All Products
Search
Document Center

Container Service for Kubernetes:Menyebarkan beban kerja

Last Updated:Jul 02, 2025

Beban kerja Kubernetes adalah kumpulan pod dan kontainer yang menjalankan aplikasi atau layanan dalam kluster Kubernetes. Untuk memastikan stabilitas pod dan kelangsungan layanan, Anda dapat melakukan operasi seperti menyebarkan, menskalakan, memperbarui, dan memulihkan beban kerja. Topik ini memperkenalkan berbagai jenis beban kerja Kubernetes, termasuk Deployment, StatefulSet, Job, dan CronJob.

Pods

Pod adalah unit terkecil yang dapat disebarkan yang dapat Anda buat atau kelola untuk aplikasi di Kubernetes. Pod mengenkapsulasi satu atau lebih kontainer, sumber daya penyimpanan, alamat IP unik, dan konfigurasi yang menentukan cara kontainer berjalan.

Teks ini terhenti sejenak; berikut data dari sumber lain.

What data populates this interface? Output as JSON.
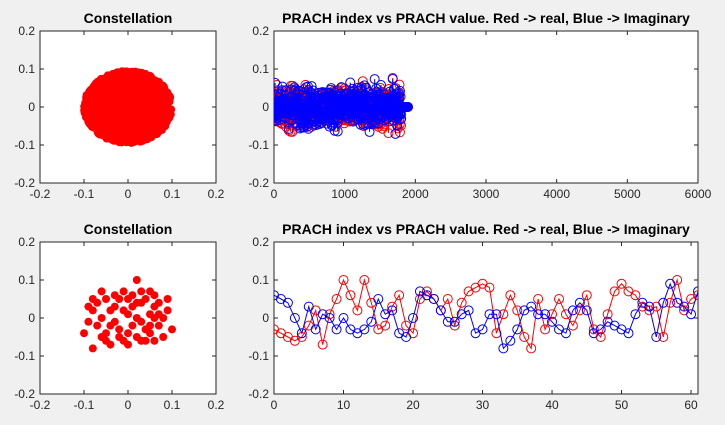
{
  "chart_data": [
    {
      "type": "scatter",
      "title": "Constellation",
      "xlim": [
        -0.2,
        0.2
      ],
      "ylim": [
        -0.2,
        0.2
      ],
      "xticks": [
        "-0.2",
        "-0.1",
        "0",
        "0.1",
        "0.2"
      ],
      "yticks": [
        "-0.2",
        "-0.1",
        "0",
        "0.1",
        "0.2"
      ],
      "grid": false,
      "marker_color": "#ff0000",
      "description_points": "dense cloud of ~1800 points, roughly circular, radius ~0.1 centered at origin",
      "point_count": 1800,
      "radius": 0.1
    },
    {
      "type": "line",
      "title": "PRACH index vs PRACH value. Red -> real, Blue -> Imaginary",
      "xlim": [
        0,
        6000
      ],
      "ylim": [
        -0.2,
        0.2
      ],
      "xticks": [
        "0",
        "1000",
        "2000",
        "3000",
        "4000",
        "5000",
        "6000"
      ],
      "yticks": [
        "-0.2",
        "-0.1",
        "0",
        "0.1",
        "0.2"
      ],
      "grid": false,
      "series": [
        {
          "color": "#ff0000",
          "marker": "circle",
          "dense_range": [
            0,
            1800
          ],
          "zero_tail": [
            1800,
            1900
          ],
          "amplitude": 0.1
        },
        {
          "color": "#0000ff",
          "marker": "circle",
          "dense_range": [
            0,
            1800
          ],
          "zero_tail": [
            1800,
            1900
          ],
          "amplitude": 0.1
        }
      ]
    },
    {
      "type": "scatter",
      "title": "Constellation",
      "xlim": [
        -0.2,
        0.2
      ],
      "ylim": [
        -0.2,
        0.2
      ],
      "xticks": [
        "-0.2",
        "-0.1",
        "0",
        "0.1",
        "0.2"
      ],
      "yticks": [
        "-0.2",
        "-0.1",
        "0",
        "0.1",
        "0.2"
      ],
      "grid": false,
      "marker_color": "#ff0000",
      "points": [
        [
          -0.03,
          0.06
        ],
        [
          -0.05,
          0.05
        ],
        [
          -0.07,
          0.04
        ],
        [
          -0.09,
          0.03
        ],
        [
          -0.08,
          0.02
        ],
        [
          -0.06,
          0.0
        ],
        [
          -0.04,
          -0.02
        ],
        [
          -0.02,
          -0.03
        ],
        [
          0.0,
          -0.04
        ],
        [
          0.02,
          -0.05
        ],
        [
          0.04,
          -0.06
        ],
        [
          0.05,
          -0.04
        ],
        [
          0.07,
          -0.02
        ],
        [
          0.08,
          0.0
        ],
        [
          0.06,
          0.03
        ],
        [
          0.03,
          0.04
        ],
        [
          0.01,
          0.06
        ],
        [
          -0.01,
          0.07
        ],
        [
          0.02,
          0.1
        ],
        [
          0.05,
          0.07
        ],
        [
          0.09,
          0.05
        ],
        [
          0.1,
          -0.03
        ],
        [
          -0.1,
          -0.04
        ],
        [
          -0.08,
          -0.08
        ],
        [
          -0.05,
          -0.06
        ],
        [
          -0.02,
          -0.05
        ],
        [
          0.01,
          -0.02
        ],
        [
          0.03,
          -0.01
        ],
        [
          0.05,
          0.01
        ],
        [
          0.07,
          0.04
        ],
        [
          -0.06,
          0.07
        ],
        [
          -0.03,
          0.03
        ],
        [
          0.0,
          0.01
        ],
        [
          0.02,
          0.0
        ],
        [
          0.04,
          0.05
        ],
        [
          0.06,
          -0.06
        ],
        [
          -0.07,
          -0.02
        ],
        [
          -0.04,
          0.02
        ],
        [
          0.08,
          -0.05
        ],
        [
          -0.01,
          -0.06
        ],
        [
          0.03,
          0.07
        ],
        [
          -0.09,
          -0.01
        ],
        [
          0.06,
          0.06
        ],
        [
          -0.02,
          0.05
        ],
        [
          0.0,
          -0.07
        ],
        [
          0.05,
          -0.02
        ],
        [
          -0.05,
          -0.04
        ],
        [
          0.01,
          0.03
        ],
        [
          0.09,
          0.02
        ],
        [
          -0.06,
          -0.05
        ],
        [
          0.04,
          -0.03
        ],
        [
          -0.03,
          -0.01
        ],
        [
          0.07,
          0.01
        ],
        [
          0.02,
          0.04
        ],
        [
          -0.08,
          0.05
        ],
        [
          0.03,
          -0.06
        ],
        [
          -0.01,
          0.02
        ],
        [
          0.06,
          0.0
        ],
        [
          -0.04,
          -0.07
        ],
        [
          0.0,
          0.05
        ]
      ]
    },
    {
      "type": "line",
      "title": "PRACH index vs PRACH value. Red -> real, Blue -> Imaginary",
      "xlim": [
        0,
        61
      ],
      "ylim": [
        -0.2,
        0.2
      ],
      "xticks": [
        "0",
        "10",
        "20",
        "30",
        "40",
        "50",
        "60"
      ],
      "yticks": [
        "-0.2",
        "-0.1",
        "0",
        "0.1",
        "0.2"
      ],
      "grid": false,
      "x": [
        0,
        1,
        2,
        3,
        4,
        5,
        6,
        7,
        8,
        9,
        10,
        11,
        12,
        13,
        14,
        15,
        16,
        17,
        18,
        19,
        20,
        21,
        22,
        23,
        24,
        25,
        26,
        27,
        28,
        29,
        30,
        31,
        32,
        33,
        34,
        35,
        36,
        37,
        38,
        39,
        40,
        41,
        42,
        43,
        44,
        45,
        46,
        47,
        48,
        49,
        50,
        51,
        52,
        53,
        54,
        55,
        56,
        57,
        58,
        59,
        60,
        61
      ],
      "series": [
        {
          "color": "#ff0000",
          "marker": "circle",
          "values": [
            -0.03,
            -0.04,
            -0.05,
            -0.06,
            -0.05,
            -0.02,
            0.02,
            -0.07,
            0.01,
            0.05,
            0.1,
            0.06,
            0.02,
            0.1,
            0.04,
            -0.03,
            -0.02,
            0.03,
            0.06,
            -0.02,
            -0.04,
            0.05,
            0.07,
            0.05,
            0.02,
            0.05,
            -0.02,
            0.04,
            0.07,
            0.08,
            0.09,
            0.08,
            -0.04,
            0.01,
            0.06,
            0.02,
            -0.05,
            -0.08,
            0.05,
            -0.03,
            0.01,
            0.05,
            0.01,
            -0.02,
            0.02,
            0.06,
            -0.03,
            -0.05,
            0.01,
            0.07,
            0.09,
            0.07,
            0.06,
            0.03,
            0.02,
            0.03,
            -0.05,
            0.04,
            0.1,
            0.02,
            0.05,
            0.06
          ]
        },
        {
          "color": "#0000ff",
          "marker": "circle",
          "values": [
            0.06,
            0.05,
            0.04,
            0.0,
            -0.04,
            0.03,
            -0.03,
            0.01,
            0.0,
            -0.03,
            0.0,
            -0.03,
            -0.04,
            -0.03,
            -0.01,
            0.05,
            0.01,
            0.02,
            -0.04,
            -0.05,
            0.0,
            0.07,
            0.06,
            0.05,
            0.02,
            -0.01,
            -0.01,
            0.01,
            0.02,
            -0.04,
            -0.03,
            0.01,
            0.01,
            -0.08,
            -0.06,
            -0.03,
            0.02,
            0.03,
            0.01,
            0.01,
            -0.01,
            -0.03,
            -0.04,
            0.02,
            0.04,
            0.02,
            -0.04,
            -0.03,
            -0.01,
            -0.02,
            -0.03,
            -0.04,
            0.01,
            0.04,
            0.03,
            -0.05,
            0.04,
            0.09,
            0.04,
            0.03,
            0.01,
            0.07
          ]
        }
      ]
    }
  ]
}
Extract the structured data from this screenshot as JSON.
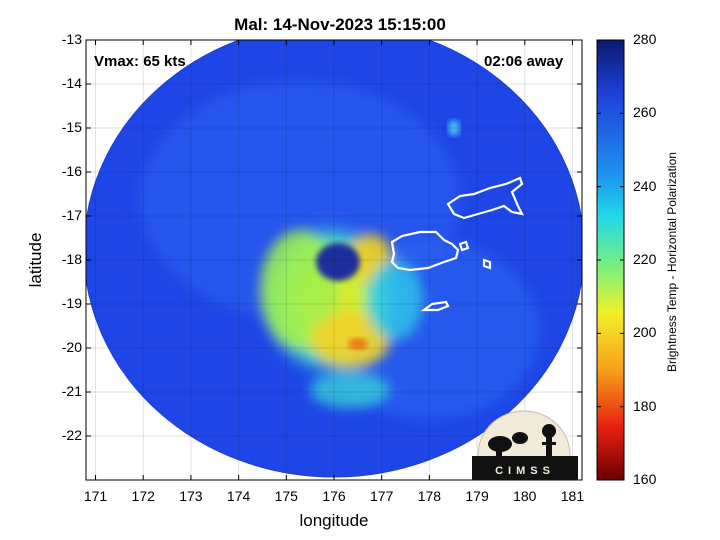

Dalam kebanyakan kasus, pengguna Kubernetes tidak langsung membuat pod. Sebagai gantinya, Kubernetes memungkinkan Anda mengelola pod dengan menggunakan pengontrol, seperti Deployments dan StatefulSets.

Deployments dan StatefulSets

Deployment

Sebelumnya, Kubernetes menggunakan pengontrol ReplicaSet untuk menentukan jumlah pod yang direplikasi, pemilih label, dan template pod. Saat ini, Kubernetes menggunakan pengontrol Deployment untuk mengelola pengontrol ReplicaSet, sehingga memungkinkan pengelolaan dan kontrol pod secara tidak langsung.

Deployments cocok untuk skenario yang tidak sensitif terhadap persistensi data dan urutan permintaan, seperti server web dan aplikasi dengan arsitektur layanan mikro.

Skenario

Deskripsi

Layanan web tanpa status

Layanan web frontend yang perlu menangani permintaan yang berfluktuasi. Deployments mendukung penskalaan horizontal, pembaruan, dan rollback pod.

Aplikasi yang menggunakan arsitektur layanan mikro

Sistem yang terdiri dari beberapa layanan mikro menyebarkan setiap layanan secara terpisah. Setiap layanan memiliki siklus hidup independen dan persyaratan penskalaan independen. Anda dapat menggunakan Deployments untuk menyebarkan setiap layanan mikro secara terpisah.

StatefulSet

Pod yang dikelola oleh Deployment bersifat tanpa status (stateless) dan independen satu sama lain. Deployments tidak dapat memenuhi persyaratan dalam skenario tertentu, misalnya, pod yang dibuat untuk database terdistribusi dalam mode aktif/standby bersifat stateful dan saling bergantung. Dalam hal ini, Anda dapat menggunakan StatefulSets untuk mengelola pod.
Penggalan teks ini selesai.